To whatever other woes it may bring us, of which diminished ability to compete in international trade is only one, we must add another step in the general decline of the intellectual enterprise as a whole, which ought to be the principal business of the schools. This decline, which we can see in science and technology just as well as in the study of the humanities and languages, must continue as long as the inheritors of Cardinal Principles continue in all the committees and administrative posts and in all the centers, both public and private, of educationistic “research.” Even when they are unaware of it, as indeed they often are, all their notions and theories and programs have an underlying theme, the theme that is sounded when the ineffective and thus discontented social studies teacher decides that he would rather go to those evening classes in educationism and become, instead of a mere teacher, a curriculum facilitator or a guidance counselor or even, oh joy, an assistant principal. That theme is compounded partly of a distaste for the work of the intellect, which he has never been able to do with pleasure, and partly of the desire to take some revenge on those who do seem to find that pleasure and in whose eyes he is a second-class citizen. And the whole apparatus of theory and governance established in the shadow of Cardinal Principles and now in complete control of public education in America makes it not only possible but even easy for the failed social studies teacher to rise above his more intellectual colleagues and tell them what and how to teach or, even better, find a place in the eternal task force where needs are assessed within the parameters of planning whether to plan. The sought-after jobs in education are the ones that take you as far as possible from the classroom.

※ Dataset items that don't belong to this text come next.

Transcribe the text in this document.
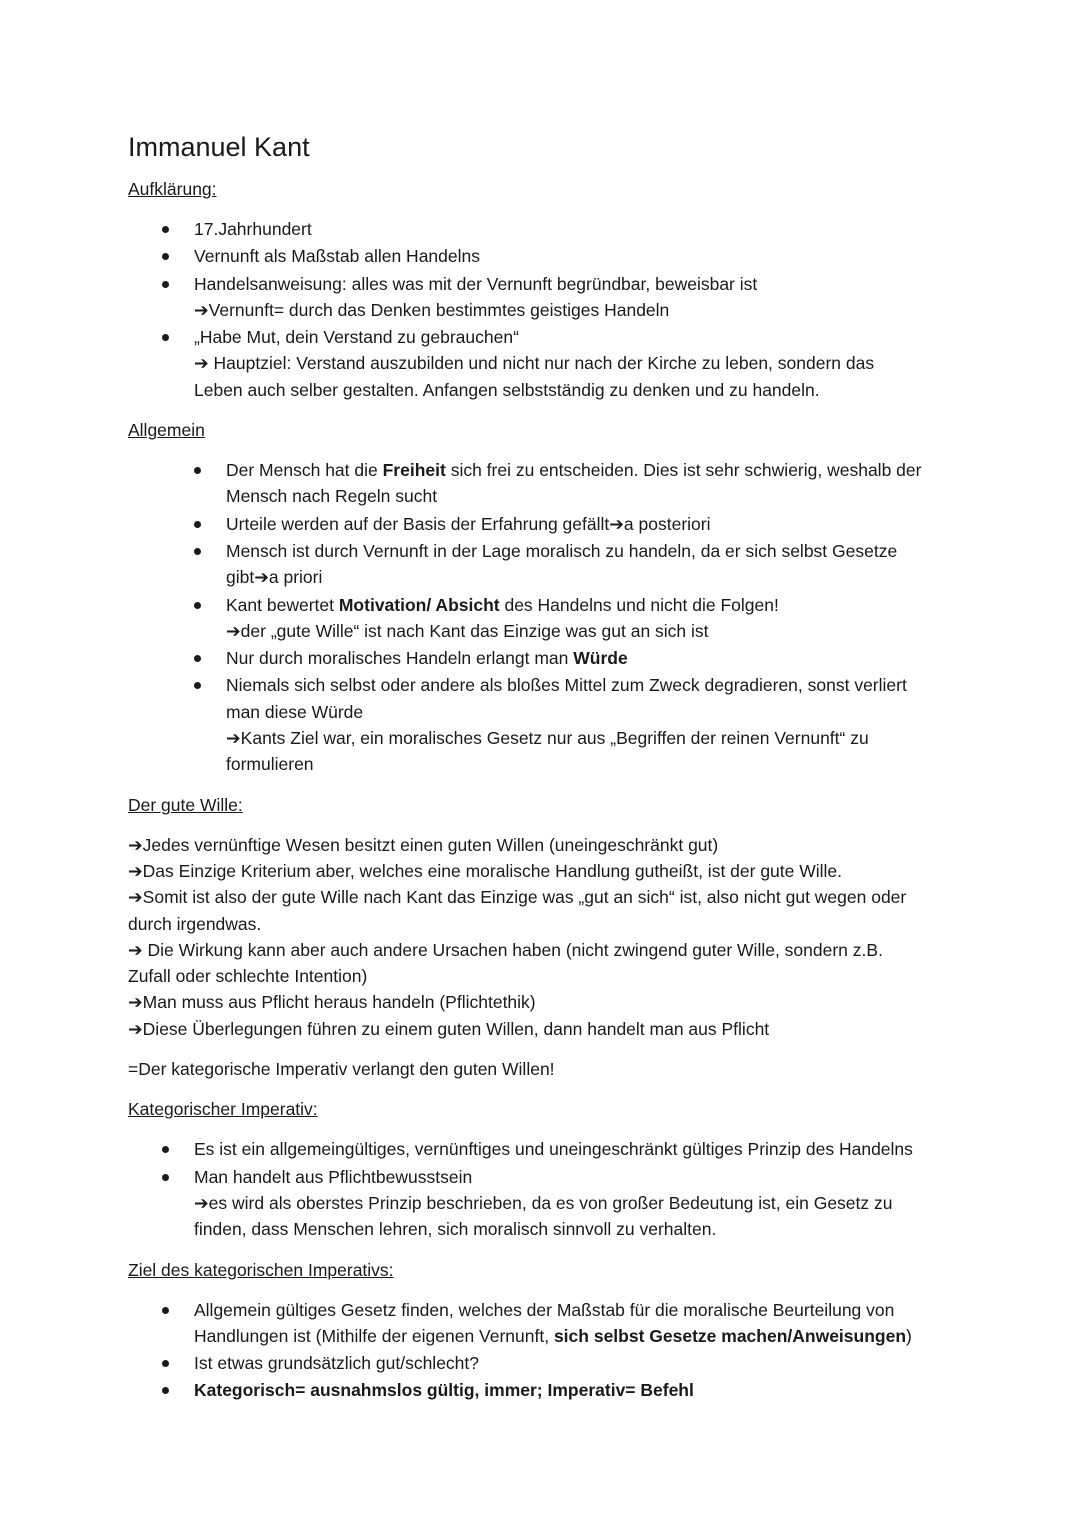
Immanuel Kant

Aufklärung:

17.Jahrhundert
Vernunft als Maßstab allen Handelns
Handelsanweisung: alles was mit der Vernunft begründbar, beweisbar ist
➔Vernunft= durch das Denken bestimmtes geistiges Handeln
„Habe Mut, dein Verstand zu gebrauchen“
➔ Hauptziel: Verstand auszubilden und nicht nur nach der Kirche zu leben, sondern das
Leben auch selber gestalten. Anfangen selbstständig zu denken und zu handeln.

Allgemein

Der Mensch hat die Freiheit sich frei zu entscheiden. Dies ist sehr schwierig, weshalb der
Mensch nach Regeln sucht
Urteile werden auf der Basis der Erfahrung gefällt➔a posteriori
Mensch ist durch Vernunft in der Lage moralisch zu handeln, da er sich selbst Gesetze
gibt➔a priori
Kant bewertet Motivation/ Absicht des Handelns und nicht die Folgen!
➔der „gute Wille“ ist nach Kant das Einzige was gut an sich ist
Nur durch moralisches Handeln erlangt man Würde
Niemals sich selbst oder andere als bloßes Mittel zum Zweck degradieren, sonst verliert
man diese Würde
➔Kants Ziel war, ein moralisches Gesetz nur aus „Begriffen der reinen Vernunft“ zu
formulieren

Der gute Wille:

➔Jedes vernünftige Wesen besitzt einen guten Willen (uneingeschränkt gut)

➔Das Einzige Kriterium aber, welches eine moralische Handlung gutheißt, ist der gute Wille.

➔Somit ist also der gute Wille nach Kant das Einzige was „gut an sich“ ist, also nicht gut wegen oder

durch irgendwas.

➔ Die Wirkung kann aber auch andere Ursachen haben (nicht zwingend guter Wille, sondern z.B.

Zufall oder schlechte Intention)

➔Man muss aus Pflicht heraus handeln (Pflichtethik)

➔Diese Überlegungen führen zu einem guten Willen, dann handelt man aus Pflicht

=Der kategorische Imperativ verlangt den guten Willen!

Kategorischer Imperativ:

Es ist ein allgemeingültiges, vernünftiges und uneingeschränkt gültiges Prinzip des Handelns
Man handelt aus Pflichtbewusstsein
➔es wird als oberstes Prinzip beschrieben, da es von großer Bedeutung ist, ein Gesetz zu
finden, dass Menschen lehren, sich moralisch sinnvoll zu verhalten.

Ziel des kategorischen Imperativs:

Allgemein gültiges Gesetz finden, welches der Maßstab für die moralische Beurteilung von
Handlungen ist (Mithilfe der eigenen Vernunft, sich selbst Gesetze machen/Anweisungen)
Ist etwas grundsätzlich gut/schlecht?
Kategorisch= ausnahmslos gültig, immer; Imperativ= Befehl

That, by itself, would be splendid, for it would take the silliest people in the education business away from the places where they can do the most harm. Unfortunately, however, all the follies they commit in offices and meeting rooms and administration buildings and tax-supported agencies are visited not on their own heads—they pay each other to think up new follies—but on the heads of the students and teachers whom they have gladly left behind. Thus it is that, after about sixty years of organized and militant anti-intellectualism in the schools, every disorder in education brings power and profit to those who have made that disorder, and every problem is given for solution into the hands of the only people who cannot possibly solve it. The pygmies have been in charge for so long now that we are all cracking our skulls on the doorways of the public buildings; when we go to them for remedy, they urge on us the value of crawling.